Innovation happens in the Valley, and people invent formats, and that’s great. And then what you see is those formats proliferate. So @ usernames were invented on Twitter. Hashtags were invented on Twitter. Instagram has those. Filtered photos were not invented on Instagram.And I think what you see is that every company looks around and adopts the best of the best formats or state-of-the-art technology. Snapchat adopted face filters that existed elsewhere first, right? And slideshows existed in other places, too. Flipagram was doing it for a while. So I think that’s the interesting part of the Valley. You can’t just recreate another product. But you can say ‘what’s really awesome about a format? And does it apply to our network?’
Don’t you think that Snapchat’s done a really awesome job? And Facebook’s done a great job. And Instagram’s done a great job. I think all of these companies have done a great job. Some people invent stuff. We’ve invented things.
Gmail was not the first email client. Google Maps was certainly not the first map. The iPhone was definitely not the first phone. The question is what do you do with that format? What do you do with that idea? Do you build on it?
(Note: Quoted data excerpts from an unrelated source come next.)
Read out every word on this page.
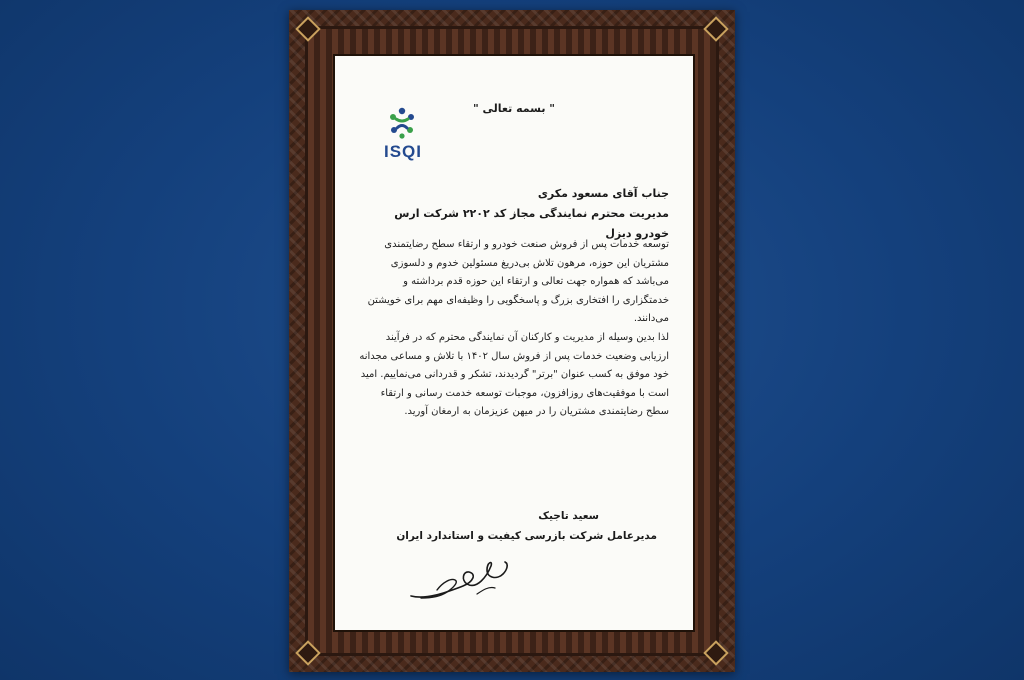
" بسمه تعالی "
ISQI
جناب آقای مسعود مکری
مدیریت محترم نمایندگی مجاز کد ۲۲۰۲ شرکت ارس خودرو دیزل

توسعه خدمات پس از فروش صنعت خودرو و ارتقاء سطح رضایتمندی مشتریان این حوزه، مرهون تلاش بی‌دریغ مسئولین خدوم و دلسوزی می‌باشد که همواره جهت تعالی و ارتقاء این حوزه قدم برداشته و خدمتگزاری را افتخاری بزرگ و پاسخگویی را وظیفه‌ای مهم برای خویشتن می‌دانند.

لذا بدین وسیله از مدیریت و کارکنان آن نمایندگی محترم که در فرآیند ارزیابی وضعیت خدمات پس از فروش سال ۱۴۰۲ با تلاش و مساعی مجدانه خود موفق به کسب عنوان "برتر" گردیدند، تشکر و قدردانی می‌نماییم. امید است با موفقیت‌های روزافزون، موجبات توسعه خدمت رسانی و ارتقاء سطح رضایتمندی مشتریان را در میهن عزیزمان به ارمغان آورید.

سعید تاجیک
مدیرعامل شرکت بازرسی کیفیت و استاندارد ایران
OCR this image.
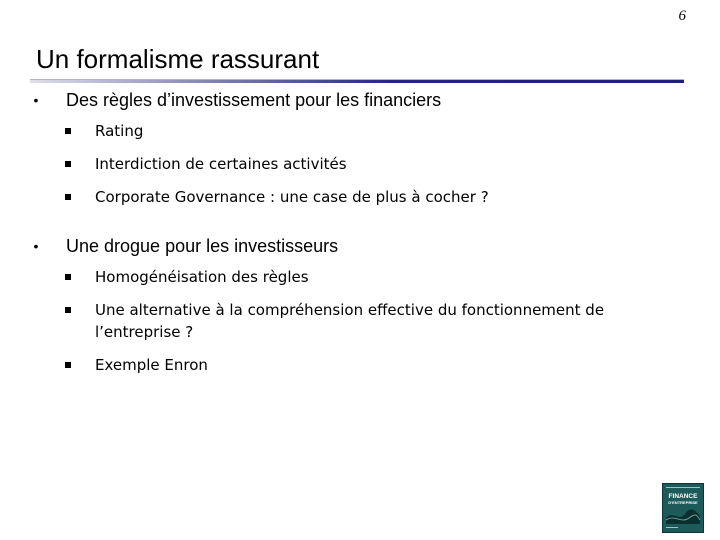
6
Un formalisme rassurant
• Des règles d’investissement pour les financiers
Rating
Interdiction de certaines activités
Corporate Governance : une case de plus à cocher ?
• Une drogue pour les investisseurs
Homogénéisation des règles
Une alternative à la compréhension effective du fonctionnement de l’entreprise ?
Exemple Enron
FINANCE
D'ENTREPRISE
Do you add new things? Are you trying to bring it in a new direction?
We’re bringing some new creative outlets with ‘neon drawing.’ You have different ways of navigating back and forth with this. You have a completely different audience. If you’re a business, if you’re a celebrity, if you’re an interest-based account, you can have a giant audience. It’s going to feel very different. I don’t believe these two things are substitutes, and that’s okay.”
In engineering, this concept is known as “The Right Thing” — the ideal way of solving a problem that everyone should use. On the back end of technology products, going with The Right Thing even if someone else invented it, is common. Amazon Web Services and Twilio SMS and MySQL databases.
Yet on the front end, where there are more subjective design choices to be made about not just what to do, but how, a sickness of pride has infected Silicon Valley.
With users, investors and job candidates all watching, no one is willing to fess up that another company did it right, and there was no better way to reinvent the wheel. You could polish it differently and pretend that was innovation instead of optimization. The press would ding you. Yet in the end, if the product worked and felt useful, people would adopt it, and in techland, growth is king.
But finally, with Systrom, we’ve found someone seemingly resistant to the sickness of pride, and hopefully he can inoculate others so they cite their sources and practice the transparency so many preach.